Let $p$ be a prime, and $p-1=fd$. There is exactly one unique subfield of $\mathbb{Q}(\zeta_p)$ which is of degree $d$. The defining polynomial $P_d(x)$ for this subfield has the root:
$$\sum_{r=1}^{f} (\zeta_p^{g^{rd}}) = \zeta_p^{g^{d}} + \zeta_p^{g^{2d}} + \zeta_p^{g^{3d}}... + \zeta_p^{g^{(f-2)d}} + \zeta_p^{g^{(f-1)d}} + \zeta_p^{g^{fd}}$$
where $g$ is a primitive root $\pmod p$.
When $d=3$, it is well known that $P_3(x) = x^3+x^2+cx+c_2x$ where
$c=-(p-1)/3$ and $c_2=(p(L+3)-1)/27$
The integer $L=1\pmod 3$ is given by the solution of $4p = L^2+27M^2$.
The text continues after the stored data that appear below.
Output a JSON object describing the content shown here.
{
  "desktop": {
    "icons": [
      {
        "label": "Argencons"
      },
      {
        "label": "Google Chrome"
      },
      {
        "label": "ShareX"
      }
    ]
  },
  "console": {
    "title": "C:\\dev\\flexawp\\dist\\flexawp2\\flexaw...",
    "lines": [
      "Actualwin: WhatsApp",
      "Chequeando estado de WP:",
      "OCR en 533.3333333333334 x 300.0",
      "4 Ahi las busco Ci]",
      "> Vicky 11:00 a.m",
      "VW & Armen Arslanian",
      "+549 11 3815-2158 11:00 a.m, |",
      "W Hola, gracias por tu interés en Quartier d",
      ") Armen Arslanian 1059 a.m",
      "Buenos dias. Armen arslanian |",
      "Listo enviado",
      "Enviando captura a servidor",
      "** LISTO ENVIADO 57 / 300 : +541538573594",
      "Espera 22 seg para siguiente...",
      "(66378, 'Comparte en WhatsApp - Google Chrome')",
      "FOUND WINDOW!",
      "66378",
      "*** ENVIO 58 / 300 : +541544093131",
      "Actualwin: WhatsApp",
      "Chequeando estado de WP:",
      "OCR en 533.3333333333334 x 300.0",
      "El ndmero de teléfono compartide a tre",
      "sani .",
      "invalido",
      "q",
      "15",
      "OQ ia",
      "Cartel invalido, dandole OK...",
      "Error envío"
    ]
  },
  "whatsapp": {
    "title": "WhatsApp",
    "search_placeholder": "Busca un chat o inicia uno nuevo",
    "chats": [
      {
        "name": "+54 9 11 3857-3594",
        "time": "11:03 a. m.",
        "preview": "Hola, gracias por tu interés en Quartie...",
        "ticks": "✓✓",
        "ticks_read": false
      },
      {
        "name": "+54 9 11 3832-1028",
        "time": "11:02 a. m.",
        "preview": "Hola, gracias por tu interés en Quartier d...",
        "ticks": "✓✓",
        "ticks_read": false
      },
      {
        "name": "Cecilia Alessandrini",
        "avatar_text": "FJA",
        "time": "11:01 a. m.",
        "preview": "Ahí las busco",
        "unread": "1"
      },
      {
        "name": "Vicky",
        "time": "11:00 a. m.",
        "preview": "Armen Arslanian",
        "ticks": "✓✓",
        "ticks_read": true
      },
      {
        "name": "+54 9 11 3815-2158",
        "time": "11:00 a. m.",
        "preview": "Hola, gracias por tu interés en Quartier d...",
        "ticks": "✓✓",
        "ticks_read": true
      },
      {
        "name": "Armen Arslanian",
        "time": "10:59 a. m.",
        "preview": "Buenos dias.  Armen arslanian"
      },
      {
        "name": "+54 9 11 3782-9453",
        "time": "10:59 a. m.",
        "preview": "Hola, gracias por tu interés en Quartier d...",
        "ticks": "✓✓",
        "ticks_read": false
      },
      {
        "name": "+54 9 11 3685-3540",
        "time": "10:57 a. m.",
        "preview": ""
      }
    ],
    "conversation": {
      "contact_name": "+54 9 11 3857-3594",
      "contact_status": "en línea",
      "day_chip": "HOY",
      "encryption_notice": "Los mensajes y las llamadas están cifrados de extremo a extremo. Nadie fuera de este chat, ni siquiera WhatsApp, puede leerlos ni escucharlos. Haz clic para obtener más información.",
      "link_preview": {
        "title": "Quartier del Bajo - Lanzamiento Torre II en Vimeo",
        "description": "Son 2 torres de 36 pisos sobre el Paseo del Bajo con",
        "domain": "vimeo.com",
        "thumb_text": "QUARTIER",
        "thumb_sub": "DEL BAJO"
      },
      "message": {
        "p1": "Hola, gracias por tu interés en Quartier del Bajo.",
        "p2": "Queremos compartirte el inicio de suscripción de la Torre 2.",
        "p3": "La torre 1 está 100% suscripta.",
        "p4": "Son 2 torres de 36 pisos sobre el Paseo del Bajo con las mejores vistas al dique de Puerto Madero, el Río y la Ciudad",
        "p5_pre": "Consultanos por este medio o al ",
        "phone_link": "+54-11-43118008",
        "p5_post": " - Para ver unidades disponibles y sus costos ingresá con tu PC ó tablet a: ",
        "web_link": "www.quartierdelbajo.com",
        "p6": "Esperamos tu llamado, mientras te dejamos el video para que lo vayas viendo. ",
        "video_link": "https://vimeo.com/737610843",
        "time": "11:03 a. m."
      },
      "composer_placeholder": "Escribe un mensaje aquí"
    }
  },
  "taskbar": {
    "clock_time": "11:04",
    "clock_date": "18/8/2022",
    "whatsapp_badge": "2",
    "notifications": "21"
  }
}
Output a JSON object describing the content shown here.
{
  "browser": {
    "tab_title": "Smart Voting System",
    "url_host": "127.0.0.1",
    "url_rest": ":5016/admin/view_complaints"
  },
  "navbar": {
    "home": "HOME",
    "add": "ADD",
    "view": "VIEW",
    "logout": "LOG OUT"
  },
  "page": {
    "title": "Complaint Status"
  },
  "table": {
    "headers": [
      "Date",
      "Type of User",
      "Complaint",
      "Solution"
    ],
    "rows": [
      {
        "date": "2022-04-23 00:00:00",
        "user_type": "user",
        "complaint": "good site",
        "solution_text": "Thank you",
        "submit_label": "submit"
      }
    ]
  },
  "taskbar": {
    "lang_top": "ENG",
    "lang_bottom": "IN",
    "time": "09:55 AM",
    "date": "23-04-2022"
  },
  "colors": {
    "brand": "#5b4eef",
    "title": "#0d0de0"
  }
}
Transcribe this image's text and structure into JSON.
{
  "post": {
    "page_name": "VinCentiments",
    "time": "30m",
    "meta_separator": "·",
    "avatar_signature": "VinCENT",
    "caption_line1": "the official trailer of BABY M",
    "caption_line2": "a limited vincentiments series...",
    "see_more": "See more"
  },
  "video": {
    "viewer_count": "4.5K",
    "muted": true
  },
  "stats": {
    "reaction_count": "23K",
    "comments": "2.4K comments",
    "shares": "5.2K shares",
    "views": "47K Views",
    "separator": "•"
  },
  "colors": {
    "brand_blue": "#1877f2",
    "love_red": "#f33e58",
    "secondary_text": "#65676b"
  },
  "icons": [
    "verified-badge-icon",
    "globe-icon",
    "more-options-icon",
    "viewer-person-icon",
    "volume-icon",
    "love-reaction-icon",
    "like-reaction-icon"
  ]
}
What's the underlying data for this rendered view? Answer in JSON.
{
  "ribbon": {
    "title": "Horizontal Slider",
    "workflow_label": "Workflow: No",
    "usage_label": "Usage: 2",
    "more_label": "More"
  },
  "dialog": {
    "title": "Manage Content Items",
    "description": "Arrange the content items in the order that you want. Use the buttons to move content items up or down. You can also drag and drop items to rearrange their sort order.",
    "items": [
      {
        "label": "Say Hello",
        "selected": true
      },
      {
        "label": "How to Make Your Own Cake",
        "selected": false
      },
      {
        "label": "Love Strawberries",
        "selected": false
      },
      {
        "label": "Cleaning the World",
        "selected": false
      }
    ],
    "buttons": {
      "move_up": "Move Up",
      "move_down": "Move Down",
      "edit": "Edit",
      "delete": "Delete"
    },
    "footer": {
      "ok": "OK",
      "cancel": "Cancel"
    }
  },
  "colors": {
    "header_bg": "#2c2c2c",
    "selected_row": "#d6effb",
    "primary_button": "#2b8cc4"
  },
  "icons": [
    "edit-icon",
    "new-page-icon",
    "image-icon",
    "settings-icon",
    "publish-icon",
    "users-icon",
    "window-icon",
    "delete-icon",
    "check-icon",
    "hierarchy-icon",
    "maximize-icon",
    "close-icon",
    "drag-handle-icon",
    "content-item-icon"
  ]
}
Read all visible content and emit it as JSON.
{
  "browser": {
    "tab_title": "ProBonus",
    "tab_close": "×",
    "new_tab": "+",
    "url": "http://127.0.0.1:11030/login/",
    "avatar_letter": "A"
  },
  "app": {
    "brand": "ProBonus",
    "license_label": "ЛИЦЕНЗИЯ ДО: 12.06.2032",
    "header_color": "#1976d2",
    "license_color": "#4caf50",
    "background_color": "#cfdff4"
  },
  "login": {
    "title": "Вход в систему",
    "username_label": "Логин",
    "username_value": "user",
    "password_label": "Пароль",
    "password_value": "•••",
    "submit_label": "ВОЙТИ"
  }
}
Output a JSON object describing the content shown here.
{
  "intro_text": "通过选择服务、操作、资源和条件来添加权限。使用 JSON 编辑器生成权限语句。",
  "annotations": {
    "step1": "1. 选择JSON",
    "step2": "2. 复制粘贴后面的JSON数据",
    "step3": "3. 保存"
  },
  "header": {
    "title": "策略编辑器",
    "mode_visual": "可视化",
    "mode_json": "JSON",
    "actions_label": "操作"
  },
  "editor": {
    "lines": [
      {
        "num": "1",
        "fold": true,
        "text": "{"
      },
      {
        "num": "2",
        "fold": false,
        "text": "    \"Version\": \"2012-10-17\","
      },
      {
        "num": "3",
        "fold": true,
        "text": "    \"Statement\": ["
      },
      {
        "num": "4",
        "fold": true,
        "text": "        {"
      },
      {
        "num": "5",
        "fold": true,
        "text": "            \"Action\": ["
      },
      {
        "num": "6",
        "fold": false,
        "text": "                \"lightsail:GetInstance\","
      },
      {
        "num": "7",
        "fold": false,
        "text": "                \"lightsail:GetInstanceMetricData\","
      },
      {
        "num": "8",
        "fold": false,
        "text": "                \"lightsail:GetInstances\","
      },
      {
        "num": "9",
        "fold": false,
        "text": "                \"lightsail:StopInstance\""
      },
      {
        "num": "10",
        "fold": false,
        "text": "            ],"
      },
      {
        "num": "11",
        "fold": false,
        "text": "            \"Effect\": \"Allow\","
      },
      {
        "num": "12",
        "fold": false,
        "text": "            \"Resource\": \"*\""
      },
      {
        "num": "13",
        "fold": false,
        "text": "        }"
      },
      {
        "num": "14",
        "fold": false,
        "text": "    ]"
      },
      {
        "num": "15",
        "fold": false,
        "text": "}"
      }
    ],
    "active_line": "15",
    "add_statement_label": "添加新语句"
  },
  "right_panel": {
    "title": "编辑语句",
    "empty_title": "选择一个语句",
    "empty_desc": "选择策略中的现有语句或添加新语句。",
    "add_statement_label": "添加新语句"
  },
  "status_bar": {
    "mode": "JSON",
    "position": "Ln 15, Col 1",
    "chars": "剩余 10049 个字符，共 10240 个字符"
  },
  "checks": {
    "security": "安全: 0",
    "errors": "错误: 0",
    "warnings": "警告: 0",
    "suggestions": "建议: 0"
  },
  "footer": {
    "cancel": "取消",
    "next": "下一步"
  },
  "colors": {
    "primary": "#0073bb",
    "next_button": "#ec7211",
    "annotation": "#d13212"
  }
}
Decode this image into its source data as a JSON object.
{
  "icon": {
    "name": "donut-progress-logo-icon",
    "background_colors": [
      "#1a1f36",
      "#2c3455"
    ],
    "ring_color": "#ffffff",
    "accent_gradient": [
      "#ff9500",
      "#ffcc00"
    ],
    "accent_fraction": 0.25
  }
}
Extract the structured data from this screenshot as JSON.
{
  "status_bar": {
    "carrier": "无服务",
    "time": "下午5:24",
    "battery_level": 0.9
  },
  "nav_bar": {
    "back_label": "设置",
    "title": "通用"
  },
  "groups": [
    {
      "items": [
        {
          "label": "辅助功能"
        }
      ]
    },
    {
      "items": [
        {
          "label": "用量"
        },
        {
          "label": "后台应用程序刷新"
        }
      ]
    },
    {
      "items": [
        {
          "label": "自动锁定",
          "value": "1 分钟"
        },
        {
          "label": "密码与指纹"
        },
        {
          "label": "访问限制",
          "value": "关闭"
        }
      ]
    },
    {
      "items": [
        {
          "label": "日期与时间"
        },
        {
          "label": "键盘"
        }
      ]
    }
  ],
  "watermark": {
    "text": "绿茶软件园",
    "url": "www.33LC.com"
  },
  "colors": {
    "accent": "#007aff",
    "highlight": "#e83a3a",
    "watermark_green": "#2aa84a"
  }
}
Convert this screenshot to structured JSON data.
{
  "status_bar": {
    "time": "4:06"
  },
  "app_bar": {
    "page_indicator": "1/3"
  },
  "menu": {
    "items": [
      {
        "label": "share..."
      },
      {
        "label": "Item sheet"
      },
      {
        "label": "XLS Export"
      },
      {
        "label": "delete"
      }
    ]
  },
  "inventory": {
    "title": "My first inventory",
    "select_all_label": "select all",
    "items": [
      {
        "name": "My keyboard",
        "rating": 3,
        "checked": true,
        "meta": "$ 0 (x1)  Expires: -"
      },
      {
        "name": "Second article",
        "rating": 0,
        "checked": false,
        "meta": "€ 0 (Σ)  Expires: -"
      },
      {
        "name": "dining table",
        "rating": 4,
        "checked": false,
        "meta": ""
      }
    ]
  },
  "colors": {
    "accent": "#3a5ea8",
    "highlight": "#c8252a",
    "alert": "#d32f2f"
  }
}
The discriminant of $P_3(x)$ is $p^2M^2$.
Are there any known results when $d=7$?
If $p=1\pmod 7$, then the subfield of $\mathbb{Q}(\zeta_p)$ of degree $7$ is given by:
Let $P_7(x): x^7 + x^6 + cx^5 + c_2x^4 + c_3x^3 + c_4x^2 + c_5x + c_6$
One finds that $c=-3(p-1)/7$, but the question of interest is how do $c_2, c_3, c_4, c_5,$ and $c_6$ depend on $p$? Any links to articles or Diophantine equations necessary to find how the remaining coefficients depend on $p$ would be helpful. Thanks in advance!
We can use the Fundamental Theorem of Galois Theory. Note that the Galois Group Gal$(\mathbb{Q}(\zeta_p))$ is cyclic of order $p-1$. Therefore it has exactly one subgroup $G$ of index $d$ for each divisor $d$ of $p-1$. By the Galois Correspondence there is exactly one intermediate field $E\leq\mathbb{Q}(\zeta_p)$ such that $[E:\mathbb{Q}]=d$.